Even in the best of times, Yemen imports some 90% of its food from abroad, and in times of peace this has meant a constant flow of cargo ships loaded down with food at all their major ports. When Saudi Arabia attacked in 2015, they started with a naval blockade, grinding commerce to a halt.
Since then, shipping food to Yemen has been an exercise in futility, with for-profit shippers reporting they sometimes are stuck off the coast for weeks or even months trying to get permission to deliver the food. That’s forced the nation to rely heavily on humanitarian aid, but in Northern Yemen, which is still out of control of the Saudis, shipping food aid isn’t so easy.
The Red Cross announced today that at some point this month they will send a “test shipment” of rice to the last port in northern Yemen’s control, Hodeidah, just to see what happens. The Red Cross suspended its involvement in food shipments to Hodeidah back in February, and those still trying to get there have found the port often under attack.

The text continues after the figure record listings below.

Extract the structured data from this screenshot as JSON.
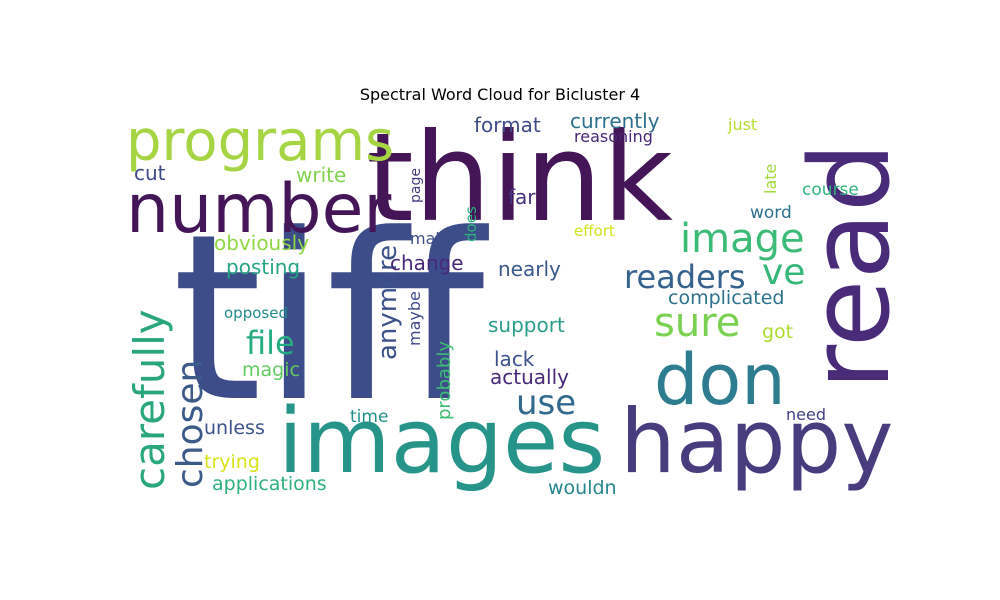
{
  "title": "Spectral Word Cloud for Bicluster 4",
  "words": [
    {
      "text": "tiff",
      "color": "#3c4d8a"
    },
    {
      "text": "think",
      "color": "#451657"
    },
    {
      "text": "read",
      "color": "#4a2b7a"
    },
    {
      "text": "images",
      "color": "#27948a"
    },
    {
      "text": "happy",
      "color": "#483c7f"
    },
    {
      "text": "number",
      "color": "#451657"
    },
    {
      "text": "don",
      "color": "#2d7c8f"
    },
    {
      "text": "programs",
      "color": "#a6d544"
    },
    {
      "text": "carefully",
      "color": "#2aa67f"
    },
    {
      "text": "chosen",
      "color": "#3c5a8a"
    },
    {
      "text": "image",
      "color": "#3bbb76"
    },
    {
      "text": "sure",
      "color": "#7ad151"
    },
    {
      "text": "ve",
      "color": "#35b779"
    },
    {
      "text": "readers",
      "color": "#34618d"
    },
    {
      "text": "use",
      "color": "#31688e"
    },
    {
      "text": "file",
      "color": "#25ac82"
    },
    {
      "text": "anymore",
      "color": "#3b528b"
    },
    {
      "text": "format",
      "color": "#3e4c8a"
    },
    {
      "text": "currently",
      "color": "#2d718e"
    },
    {
      "text": "reasoning",
      "color": "#482475"
    },
    {
      "text": "just",
      "color": "#b5de2b"
    },
    {
      "text": "late",
      "color": "#a0da39"
    },
    {
      "text": "course",
      "color": "#2fb47c"
    },
    {
      "text": "word",
      "color": "#2e6f8e"
    },
    {
      "text": "cut",
      "color": "#3e4989"
    },
    {
      "text": "write",
      "color": "#7fd34e"
    },
    {
      "text": "far",
      "color": "#46327e"
    },
    {
      "text": "page",
      "color": "#433e85"
    },
    {
      "text": "does",
      "color": "#2ab07f"
    },
    {
      "text": "obviously",
      "color": "#8fd744"
    },
    {
      "text": "make",
      "color": "#3d4e8a"
    },
    {
      "text": "effort",
      "color": "#d2e21b"
    },
    {
      "text": "posting",
      "color": "#25a584"
    },
    {
      "text": "change",
      "color": "#482878"
    },
    {
      "text": "nearly",
      "color": "#38598c"
    },
    {
      "text": "complicated",
      "color": "#2c728e"
    },
    {
      "text": "opposed",
      "color": "#228c8d"
    },
    {
      "text": "maybe",
      "color": "#3e4a89"
    },
    {
      "text": "support",
      "color": "#2a9d8c"
    },
    {
      "text": "got",
      "color": "#addc30"
    },
    {
      "text": "magic",
      "color": "#62cb5f"
    },
    {
      "text": "probably",
      "color": "#3dbc74"
    },
    {
      "text": "lack",
      "color": "#3b528b"
    },
    {
      "text": "actually",
      "color": "#482979"
    },
    {
      "text": "time",
      "color": "#21918c"
    },
    {
      "text": "unless",
      "color": "#3b528b"
    },
    {
      "text": "need",
      "color": "#424086"
    },
    {
      "text": "trying",
      "color": "#d8e219"
    },
    {
      "text": "applications",
      "color": "#2db27d"
    },
    {
      "text": "wouldn",
      "color": "#24868e"
    }
  ]
}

The Red Cross’ lack of specificity on timing of the shipment, beyond sometime next week is likely intended not to tip off the blockading force, and to see if, as they maintain, they’ve really eased the process for getting food into the country.
If getting food into Hodeidah is possible, it could be a chance for the aid groups to greatly relieve the chronic malnutrition the northerners are suffering under, and prevent the starvation that many are facing as the war drags on far longer than anyone expected.
Even if the rice gets to Hodeidah, unloading it will be a challenge, as Saudi warplanes have destroyed many of the cranes at the port. The World Food Programme attempted to deliver replacement cranes recent, but were prevented from doing so, and the cranes remain stuck in Dubai while they wait for Saudi permission.